Exploring Apache Flink Application Lifecycle Management with Kubernetes Operator

Introduction

While the official Apache Flink Kubernetes Operator documentation offers insights into managing the Flink application lifecycle, it lacks specific details about the operator's behavior during transitions between different application states.

In this blog post, we'll explore how to manage Apache Flink application lifecycles using the Kubernetes operator, focusing on understanding its behavior under different upgradeMode settings like last-state and savepoint. Our discussion will focus only on stateful applications.

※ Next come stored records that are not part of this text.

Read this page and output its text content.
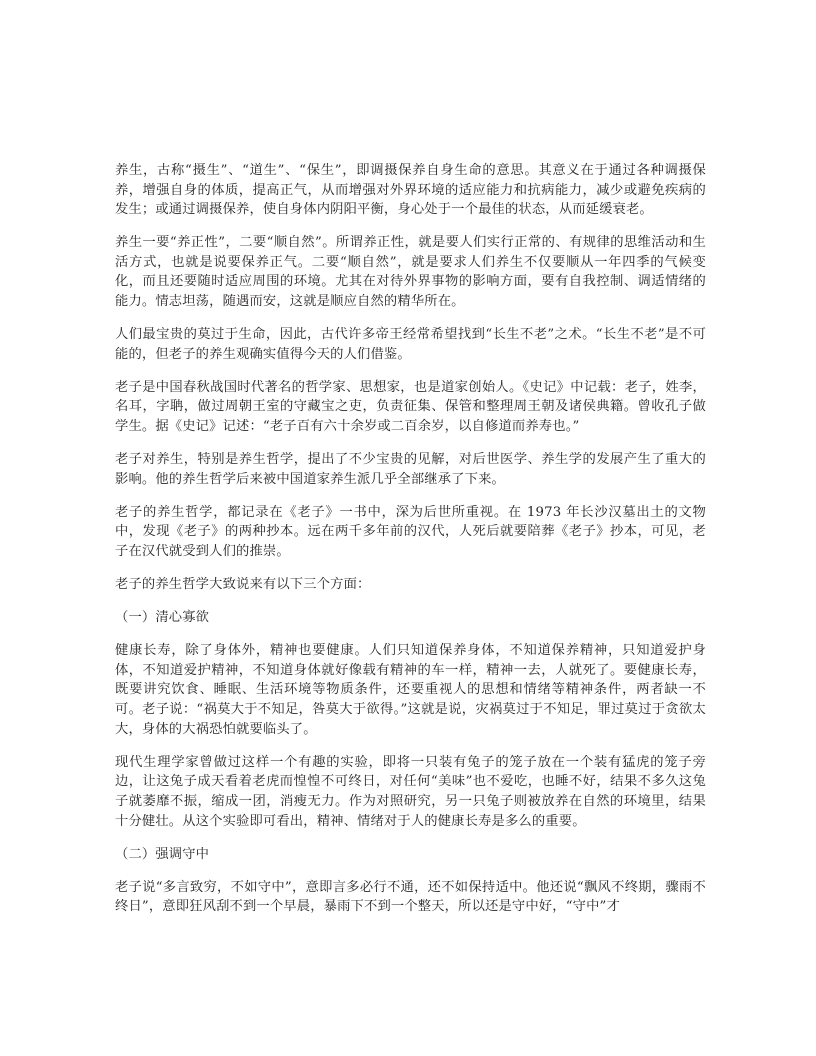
养生，古称“摄生”、“道生”、“保生”，即调摄保养自身生命的意思。其意义在于通过各种调摄保养，增强自身的体质，提高正气，从而增强对外界环境的适应能力和抗病能力，减少或避免疾病的发生；或通过调摄保养，使自身体内阴阳平衡，身心处于一个最佳的状态，从而延缓衰老。

养生一要“养正性”，二要“顺自然”。所谓养正性，就是要人们实行正常的、有规律的思维活动和生活方式，也就是说要保养正气。二要“顺自然”，就是要求人们养生不仅要顺从一年四季的气候变化，而且还要随时适应周围的环境。尤其在对待外界事物的影响方面，要有自我控制、调适情绪的能力。情志坦荡，随遇而安，这就是顺应自然的精华所在。

人们最宝贵的莫过于生命，因此，古代许多帝王经常希望找到“长生不老”之术。“长生不老”是不可能的，但老子的养生观确实值得今天的人们借鉴。

老子是中国春秋战国时代著名的哲学家、思想家，也是道家创始人。《史记》中记载：老子，姓李，名耳，字聃，做过周朝王室的守藏宝之吏，负责征集、保管和整理周王朝及诸侯典籍。曾收孔子做学生。据《史记》记述：“老子百有六十余岁或二百余岁，以自修道而养寿也。”

老子对养生，特别是养生哲学，提出了不少宝贵的见解，对后世医学、养生学的发展产生了重大的影响。他的养生哲学后来被中国道家养生派几乎全部继承了下来。

老子的养生哲学，都记录在《老子》一书中，深为后世所重视。在 1973 年长沙汉墓出土的文物中，发现《老子》的两种抄本。远在两千多年前的汉代，人死后就要陪葬《老子》抄本，可见，老子在汉代就受到人们的推崇。

老子的养生哲学大致说来有以下三个方面：

（一）清心寡欲

健康长寿，除了身体外，精神也要健康。人们只知道保养身体，不知道保养精神，只知道爱护身体，不知道爱护精神，不知道身体就好像载有精神的车一样，精神一去，人就死了。要健康长寿，既要讲究饮食、睡眠、生活环境等物质条件，还要重视人的思想和情绪等精神条件，两者缺一不可。老子说：“祸莫大于不知足，咎莫大于欲得。”这就是说，灾祸莫过于不知足，罪过莫过于贪欲太大，身体的大祸恐怕就要临头了。

现代生理学家曾做过这样一个有趣的实验，即将一只装有兔子的笼子放在一个装有猛虎的笼子旁边，让这兔子成天看着老虎而惶惶不可终日，对任何“美味”也不爱吃，也睡不好，结果不多久这兔子就萎靡不振，缩成一团，消瘦无力。作为对照研究，另一只兔子则被放养在自然的环境里，结果十分健壮。从这个实验即可看出，精神、情绪对于人的健康长寿是多么的重要。

（二）强调守中

老子说“多言致穷，不如守中”，意即言多必行不通，还不如保持适中。他还说“飘风不终期，骤雨不终日”，意即狂风刮不到一个早晨，暴雨下不到一个整天，所以还是守中好，“守中”才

Drawing from my own testing and observations, we'll explore the effects of lifecycle management actions, including deletion and suspension of Flink deployments, on job state, checkpoints and recovery. The aim is to provide insights for effectively managing Flink applications in Kubernetes environments.

Application lifecycle

Delete

When you delete a Flink deployment through the Kubernetes API, all checkpoint and status information is removed. However, the external state stored in remote storage remains unaffected. The Kubernetes resources related to the application, such as TaskManager pods, JobManager pods along with ConfigMaps containing cluster and checkpoint information, are deleted.

Deleting an application does not trigger final checkpoint or savepoint actions before shutdown. This is because "Delete" is not a job status managed by the Flink operator. Instead, it is simply a Kubernetes API operation that deletes all resources associated with that custom resource.

As a result, future deployments will start from an empty state unless the user manually overrides the initialSavePoint JobSpec with an existing checkpoint or savepoint location from the remote location. This behavior is the default for any new Flink application.

Suspend

Suspending an application notifies Flink Kubernetes operator that the user intends to upgrade the job and would like to gracefully pause the application. The application shutdown behavior depends on the upgradeMode setting of the JobSpec.

If set to last-state, the application is suspended immediately.

If set to savepoint, the application triggers a savepoint creation call and ensures the savepoint is created before shutting down the application. It is worth noting that the application deletes all previous checkpoints post the savepoint creation during a suspend. This behavior remains unchanged even when configured to RETAIN_ON_CANCELLATION

In both cases, the job status and state is maintained and the next deployment will recover from the last successful checkpoint or savepoint.

From a Kubernetes resource stand point, only the TaskManager pods are deleted. The deployment remains active with a JobManager pod and all other ConfigMaps intact.

Deploy

The state restore behavior of a Flink deployment depends on whether the job is being deployed as a new application or transitioning into a running state from a suspended state.

In case of a new deployment, initialSavePoint JobSpec parameter value dictates if the job will start with an empty state or restore from a remote state data. The application starts in NO_CLAIM_MODE , meaning the job will quickly restore from the specified checkpoint or savepoint but will take more time to create a full initial checkpoint in its configured remote location.

For a job resuming from a suspended state, the initialSavePoint parameter is ignored as the job has access to the state information locally. It restores from the last successful checkpoint in CLAIM_MODE . In this mode, the application goes through all the available checkpoints(state.checkpoints.num-retained) before starting the tasks and will only create an incremental initial checkpoint.

Conclusion

Understanding the nuances of upgradeMode settings, deletion, and suspension actions is key for effectively managing Flink jobs in Kubernetes. These actions impact job state, checkpointing, and recovery, which are essential for maintaining data integrity and optimizing performance. By leveraging the insights provided in this post, users can effectively manage their Flink deployments in Kubernetes environments.